California and primary election alternatives
A "modified closed primary" was in effect in California from 2001 to 2011. Each political party could decide whether or not they wish to allow unaffiliated voters to vote in their party's primary. This appeared to avoid the constitutional concerns of both the open and the closed primary. In the 2004 and 2006 primary elections, the Republican, Democratic, and American Independent parties all opted to allow unaffiliated voters to request their party's ballot.  However, since the 2008 presidential primary election, only the Democratic and American Independent parties have taken this option, while the Republican party has not.
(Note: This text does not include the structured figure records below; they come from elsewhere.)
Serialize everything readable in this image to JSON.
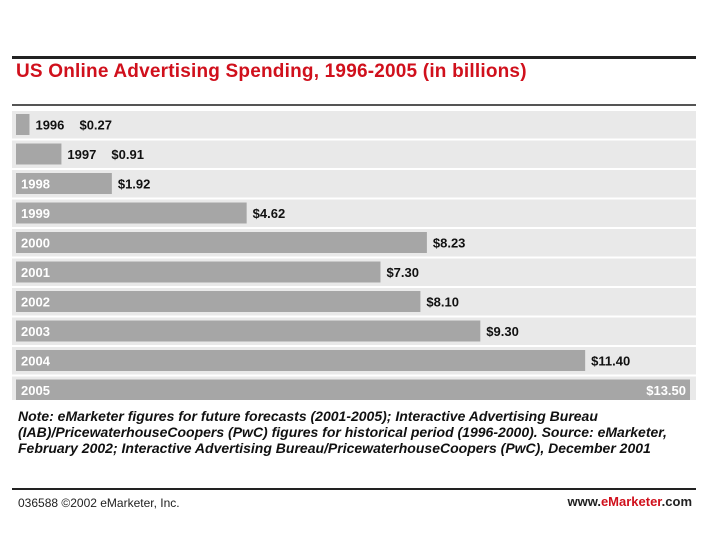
{
  "chart_data": {
    "type": "bar",
    "orientation": "horizontal",
    "title": "US Online Advertising Spending, 1996-2005 (in billions)",
    "categories": [
      "1996",
      "1997",
      "1998",
      "1999",
      "2000",
      "2001",
      "2002",
      "2003",
      "2004",
      "2005"
    ],
    "values": [
      0.27,
      0.91,
      1.92,
      4.62,
      8.23,
      7.3,
      8.1,
      9.3,
      11.4,
      13.5
    ],
    "value_labels": [
      "$0.27",
      "$0.91",
      "$1.92",
      "$4.62",
      "$8.23",
      "$7.30",
      "$8.10",
      "$9.30",
      "$11.40",
      "$13.50"
    ],
    "xlim": [
      0,
      13.5
    ],
    "xlabel": "",
    "ylabel": "",
    "colors": {
      "bar": "#a6a6a6",
      "title": "#d0101c",
      "row_band": "#e9e9e9"
    }
  },
  "note": "Note: eMarketer figures for future forecasts (2001-2005); Interactive Advertising Bureau (IAB)/PricewaterhouseCoopers (PwC) figures for historical period (1996-2000). Source: eMarketer, February 2002; Interactive Advertising Bureau/PricewaterhouseCoopers (PwC), December 2001",
  "footer": {
    "left": "036588 ©2002 eMarketer, Inc.",
    "right_prefix": "www.",
    "right_brand": "eMarketer",
    "right_suffix": ".com"
  }
}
In 2011, the state adopted a "modified open primary". Individual citizens may vote for any candidate, and the top two candidates regardless of party will advance to the general election. The Presidential election is exempt from this voting method as it is a contest for delegates rather than a direct election for an office.
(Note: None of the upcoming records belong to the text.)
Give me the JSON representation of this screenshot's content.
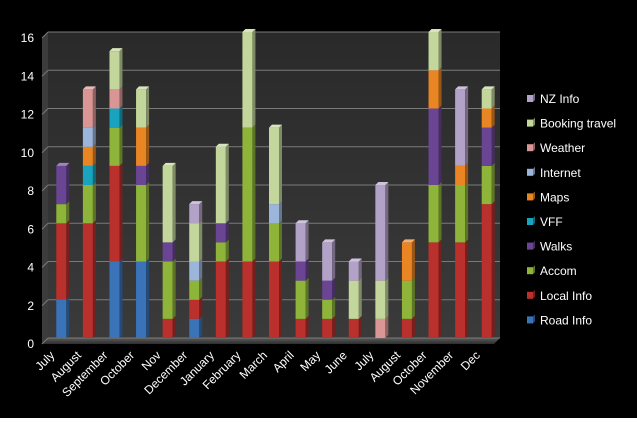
{
  "chart_data": {
    "type": "bar",
    "stacked": true,
    "title": "",
    "xlabel": "",
    "ylabel": "",
    "ylim": [
      0,
      16
    ],
    "yticks": [
      0,
      2,
      4,
      6,
      8,
      10,
      12,
      14,
      16
    ],
    "grid": true,
    "legend_position": "right",
    "categories": [
      "July",
      "August",
      "September",
      "October",
      "Nov",
      "December",
      "January",
      "February",
      "March",
      "April",
      "May",
      "June",
      "July",
      "August",
      "October",
      "November",
      "Dec"
    ],
    "series": [
      {
        "name": "Road Info",
        "color": "#3b73b9",
        "values": [
          2,
          0,
          4,
          4,
          0,
          1,
          0,
          0,
          0,
          0,
          0,
          0,
          0,
          0,
          0,
          0,
          0
        ]
      },
      {
        "name": "Local Info",
        "color": "#b9302c",
        "values": [
          4,
          6,
          5,
          0,
          1,
          1,
          4,
          4,
          4,
          1,
          1,
          1,
          0,
          1,
          5,
          5,
          7
        ]
      },
      {
        "name": "Accom",
        "color": "#8fb43a",
        "values": [
          1,
          2,
          2,
          4,
          3,
          1,
          1,
          7,
          2,
          2,
          1,
          0,
          0,
          2,
          3,
          3,
          2
        ]
      },
      {
        "name": "Walks",
        "color": "#6a4593",
        "values": [
          2,
          0,
          0,
          1,
          1,
          0,
          1,
          0,
          0,
          1,
          1,
          0,
          0,
          0,
          4,
          0,
          2
        ]
      },
      {
        "name": "VFF",
        "color": "#1aa3be",
        "values": [
          0,
          1,
          1,
          0,
          0,
          0,
          0,
          0,
          0,
          0,
          0,
          0,
          0,
          0,
          0,
          0,
          0
        ]
      },
      {
        "name": "Maps",
        "color": "#ea8524",
        "values": [
          0,
          1,
          0,
          2,
          0,
          0,
          0,
          0,
          0,
          0,
          0,
          0,
          0,
          2,
          2,
          1,
          1
        ]
      },
      {
        "name": "Internet",
        "color": "#9bb5db",
        "values": [
          0,
          1,
          0,
          0,
          0,
          1,
          0,
          0,
          1,
          0,
          0,
          0,
          0,
          0,
          0,
          0,
          0
        ]
      },
      {
        "name": "Weather",
        "color": "#d99694",
        "values": [
          0,
          2,
          1,
          0,
          0,
          0,
          0,
          0,
          0,
          0,
          0,
          0,
          1,
          0,
          0,
          0,
          0
        ]
      },
      {
        "name": "Booking travel",
        "color": "#c3d69b",
        "values": [
          0,
          0,
          2,
          2,
          4,
          2,
          4,
          5,
          4,
          0,
          0,
          2,
          2,
          0,
          2,
          0,
          1
        ]
      },
      {
        "name": "NZ Info",
        "color": "#b3a2c7",
        "values": [
          0,
          0,
          0,
          0,
          0,
          1,
          0,
          0,
          0,
          2,
          2,
          1,
          5,
          0,
          0,
          4,
          0
        ]
      }
    ]
  }
}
A potential side effect of the open primary is that parties that run more candidates may find themselves at a disadvantage, since their partisan supporters' votes will be split more ways in the primary and thus those candidates may have a harder time reaching the top-two ranking when competing with parties that run fewer candidates.
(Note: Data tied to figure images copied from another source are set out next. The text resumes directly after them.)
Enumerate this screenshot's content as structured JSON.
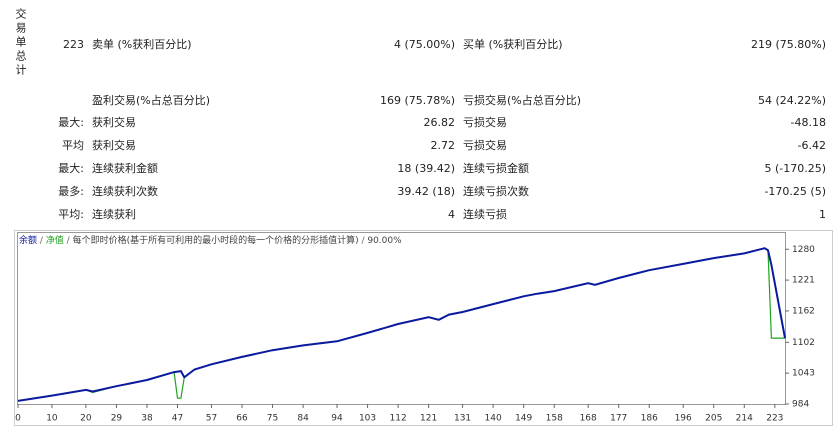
{
  "report": {
    "side_header": "交易单总计",
    "rows": [
      {
        "prefix": "223",
        "cells": [
          "卖单 (%获利百分比)",
          "4 (75.00%)",
          "买单 (%获利百分比)",
          "219 (75.80%)"
        ]
      },
      {
        "cells": [
          "盈利交易(%占总百分比)",
          "169 (75.78%)",
          "亏损交易(%占总百分比)",
          "54 (24.22%)"
        ]
      },
      {
        "prefix": "最大:",
        "cells": [
          "获利交易",
          "26.82",
          "亏损交易",
          "-48.18"
        ]
      },
      {
        "prefix": "平均",
        "cells": [
          "获利交易",
          "2.72",
          "亏损交易",
          "-6.42"
        ]
      },
      {
        "prefix": "最大:",
        "cells": [
          "连续获利金额",
          "18 (39.42)",
          "连续亏损金额",
          "5 (-170.25)"
        ]
      },
      {
        "prefix": "最多:",
        "cells": [
          "连续获利次数",
          "39.42 (18)",
          "连续亏损次数",
          "-170.25 (5)"
        ]
      },
      {
        "prefix": "平均:",
        "cells": [
          "连续获利",
          "4",
          "连续亏损",
          "1"
        ]
      }
    ]
  },
  "chart_data": {
    "type": "line",
    "subtitle": "每个即时价格(基于所有可利用的最小时段的每一个价格的分形插值计算)",
    "quality": "90.00%",
    "x": [
      0,
      10,
      20,
      22,
      29,
      38,
      46,
      47,
      48,
      49,
      52,
      57,
      66,
      75,
      84,
      94,
      103,
      112,
      121,
      124,
      127,
      131,
      140,
      149,
      153,
      158,
      168,
      170,
      177,
      186,
      196,
      205,
      214,
      220,
      221,
      222,
      226
    ],
    "series": [
      {
        "name": "余额",
        "color": "#0a1a9e",
        "values": [
          990,
          1000,
          1011,
          1008,
          1018,
          1030,
          1045,
          1046,
          1047,
          1035,
          1050,
          1060,
          1074,
          1087,
          1096,
          1104,
          1120,
          1137,
          1150,
          1145,
          1155,
          1160,
          1175,
          1190,
          1195,
          1200,
          1215,
          1212,
          1225,
          1240,
          1252,
          1263,
          1272,
          1282,
          1278,
          1250,
          1110
        ]
      },
      {
        "name": "净值",
        "color": "#1fa31f",
        "values": [
          990,
          1000,
          1011,
          1006,
          1018,
          1030,
          1045,
          995,
          995,
          1035,
          1050,
          1060,
          1074,
          1087,
          1096,
          1104,
          1120,
          1137,
          1150,
          1145,
          1155,
          1160,
          1175,
          1190,
          1195,
          1200,
          1215,
          1212,
          1225,
          1240,
          1252,
          1263,
          1272,
          1282,
          1278,
          1110,
          1110
        ]
      }
    ],
    "xlim": [
      0,
      226
    ],
    "ylim": [
      984,
      1313
    ],
    "xticks": [
      0,
      10,
      20,
      29,
      38,
      47,
      57,
      66,
      75,
      84,
      94,
      103,
      112,
      121,
      131,
      140,
      149,
      158,
      168,
      177,
      186,
      196,
      205,
      214,
      223
    ],
    "yticks": [
      984,
      1043,
      1102,
      1162,
      1221,
      1280
    ],
    "grid": false
  }
}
States with an open presidential primary

Alabama
Arkansas
Colorado
Georgia
Indiana
Massachusetts (Primaries open for "unenrolled"/unaffiliated voters only)
Minnesota
Mississippi
Missouri
Montana
New Hampshire (Primaries open for “undeclared”/unaffiliated voters only)
North Carolina (Primaries open for unaffiliated voters only)
North Dakota
Ohio (semi-open) 
Oklahoma (Only Democratic primary is open to Independent voters as of November 2015) 
South Carolina
South Dakota  (Only Democratic primary is open to Independent voters as of November 2018) 
Tennessee
Texas
Utah (for the Democratic Presidential Primary)
Vermont
Virginia
Washington
Wisconsin

States with open primaries for other elections
A similar system known as a nonpartisan blanket primary has been used in Louisiana for state and local elections since 1976, and began to be used in Washington, after numerous court challenges, in 2008.

In California, under Proposition 14, a measure that easily passed, traditional party primaries were replaced in 2011 with wide-open elections. Proposition 14, known as the open primary measure, gave every voter the same ballot in primary elections for most state and federal races, except the presidential contest.

Most primaries in New York are closed, but state law contains a provision allowing parties to use a different method if they want. Currently, only the Independence Party chooses to allow unaffiliated voters to participate.